Redirect investments where they are needed

The economic benefits of investing in women are well documented. According to some estimates, equal business participation by men and women could help $ 5 trillion for the world economy.

And companies and institutions seem to be listening now. Many have made bold commitments to better support gender equality and female founders.

What female founders need is simple and equal access to financial investments.

Tanya Rolfe

managing partner, Her Capital

“Awareness of the funding gap and the impact of different leadership teams is better understood, and investors have begun to ask directly about the diversity of founders and leadership teams,” said Krentz.

Too often, however, these investments are poorly channeled, according to Tanya Rolfe, managing partner at Her Capital, a women-run venture capital company that focuses on female founders in Southeast Asia.

“Women seem to be at the center of a lot of additional mentoring, which only suggests that women are missing something,” said Rolfe. “What female founders need is simple and equal access to financial investments.”

Tanya Rolfe, managing partner of Singapore-based venture capital firm Her Capital.

Your capital

To achieve this, more diversity is needed at the fund manager level, Rolfe said.

In 2020, women made up only 13% of all venture capitalists. after all raise, a non-profit organization focused on accelerating the success of female founders and funders. An appreciated 11% of the fund managers were womenSaid All Raise.

“If we want to see diversity at the founder level, we need to invest in diversity at the capital allocator level – fund managers like me,” continued Rolfe. “It is almost more important to invest in venture capital funds with specific strategies for investing in different founders. This is where we will see the major changes.”

Revision of traditional investment figures

Nevertheless, various funds continue to face an uphill battle.

Since many are still in their infancy and have little success, they are usually outside the investment criteria of the institutes. As a result, managers often seek less lucrative and more time-consuming deals from private investors.

Pippa Lamb, a partner in early-stage mutual fund Sweet Capital, says such an approach needs to be revised.

The pricing of perceived risk based on a person’s race or gender is very out of date to me.

Pippa Lamb

Partner, Sweet Capital

“The pricing of perceived risk based on a person’s race or gender is very out of date to me,” said Lamb. “I would guess top-tier institutional investors are ready to do the job for full diligence managers no matter what they look like.”

“We need more diverse representation in all areas of the start-up ecosystem,” she said, citing female founders, female board members, female venture capitalists and female institutional investors. “When it comes to raising capital, the latter two are most critical, especially at the limited partner (LP) level: the investor’s investors.”

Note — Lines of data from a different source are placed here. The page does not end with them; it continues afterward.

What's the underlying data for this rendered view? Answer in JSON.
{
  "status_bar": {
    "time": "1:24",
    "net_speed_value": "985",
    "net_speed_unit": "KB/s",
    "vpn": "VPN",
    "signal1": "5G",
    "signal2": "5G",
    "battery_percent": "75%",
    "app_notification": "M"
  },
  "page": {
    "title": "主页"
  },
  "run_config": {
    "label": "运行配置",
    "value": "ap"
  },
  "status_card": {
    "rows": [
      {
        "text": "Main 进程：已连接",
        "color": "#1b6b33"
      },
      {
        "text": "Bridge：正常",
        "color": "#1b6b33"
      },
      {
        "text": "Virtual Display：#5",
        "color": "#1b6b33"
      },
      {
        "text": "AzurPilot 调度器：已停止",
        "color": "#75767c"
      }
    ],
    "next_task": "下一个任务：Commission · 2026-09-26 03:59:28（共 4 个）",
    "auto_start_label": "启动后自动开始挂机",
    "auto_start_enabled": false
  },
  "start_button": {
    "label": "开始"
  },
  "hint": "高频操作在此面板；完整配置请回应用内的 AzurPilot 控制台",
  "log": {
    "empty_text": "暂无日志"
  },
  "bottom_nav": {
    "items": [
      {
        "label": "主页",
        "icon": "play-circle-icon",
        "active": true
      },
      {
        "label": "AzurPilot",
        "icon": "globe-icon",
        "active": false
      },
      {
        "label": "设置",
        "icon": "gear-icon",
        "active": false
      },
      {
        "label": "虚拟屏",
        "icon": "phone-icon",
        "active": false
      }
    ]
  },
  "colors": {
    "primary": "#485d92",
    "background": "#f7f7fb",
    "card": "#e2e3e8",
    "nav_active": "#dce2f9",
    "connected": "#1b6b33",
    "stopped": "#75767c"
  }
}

BCG’s Krentz hopes the tide will turn.

“Investors should understand that current market forces offer promising opportunities for women-owned companies,” he said. “The lack of funding means that there is less competition for women-supported companies and, on average, these companies perform better than companies with all male founders.”

But until this understanding grows, Rolfe and Lamb’s advice to female founders is simple: keep going.

“Women can do the same thing that male founders do to attract investors,” said Rolfe. “If you’re a great founder with a solid business plan and traction to prove your execution and thesis, that should be enough.”